While bitcoin has come on in leaps and bounds in its acceptance among the traditional investment community, Bitwise’s head of research, Matthew Hougan, told CoinDesk the more immediate cause for the surge in the fund’s size came from concerns over runaway inflation.
“With the unprecedented expansion of the Fed’s balance sheet, the radical amounts of fiscal stimulus, and the Fed’s new and significantly more dovish inflation policy, [Bitwise clients] are looking for a hedge,” he said in an email.
“Bitcoin is the most efficient hedge for inflation that exists in today’s market,” he added.
Fiscal stimulus has become a favored tool for governments and central banks as they battle to keep economic activity alive in the wake of the pandemic.
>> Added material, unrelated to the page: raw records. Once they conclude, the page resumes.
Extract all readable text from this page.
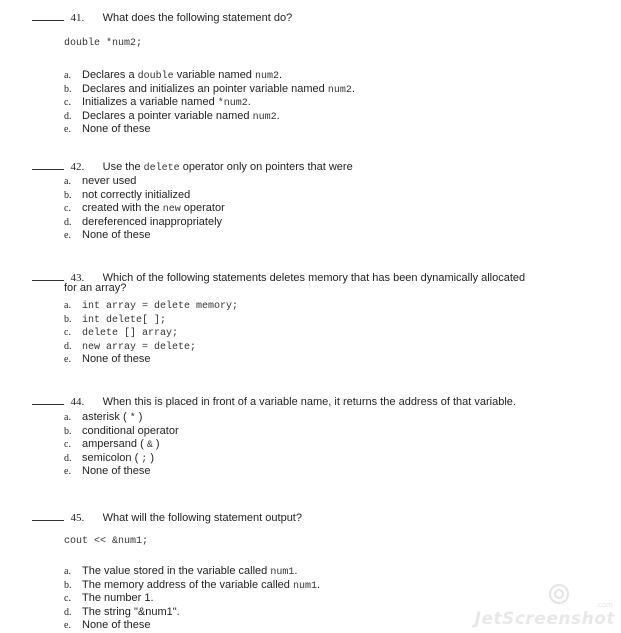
41. What does the following statement do?
double *num2;
a. Declares a double variable named num2.
b. Declares and initializes an pointer variable named num2.
c. Initializes a variable named *num2.
d. Declares a pointer variable named num2.
e. None of these
42. Use the delete operator only on pointers that were
a. never used
b. not correctly initialized
c. created with the new operator
d. dereferenced inappropriately
e. None of these
43. Which of the following statements deletes memory that has been dynamically allocated
for an array?
a. int array = delete memory;
b. int delete[ ];
c. delete [] array;
d. new array = delete;
e. None of these
44. When this is placed in front of a variable name, it returns the address of that variable.
a. asterisk ( * )
b. conditional operator
c. ampersand ( & )
d. semicolon ( ; )
e. None of these
45. What will the following statement output?
cout << &num1;
a. The value stored in the variable called num1.
b. The memory address of the variable called num1.
c. The number 1.
d. The string "&num1".
e. None of these
.com
JetScreenshot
The Federal Reserve initially pumped more than $2.8 trillion into the economy and dropped interest to rock-bottom rates.
As Congress debates another $2.4 trillion stimulus package in the run-up to the November elections, Fed chair Jay Powell said this month that the central bank was unlikely to tighten monetary policy for at least three years and will even tolerate inflation above the 2% target in order to make up for the drop in consumer prices during the peak of the pandemic.
Hougan said that many of Bitwise’s clients were financial advisors who serve wealthy investors, themselves wary about the debilitating effects inflation can have on their portfolios. Many investors see Bitcoin’s fixed supply of 21 million as a means to preserve value in the event loose monetary policy leads to runaway inflation.
Indeed, other fund managers have experienced similar surges in demand from the same stratum of well-heeled investors. In the summer, $250 million found its way into three funds run by the New York Digital Investments Group (NYDIG); Pantera Capital told the SEC in August it had received nearly $165 million in placements from qualified investors – those worth at least $5 million.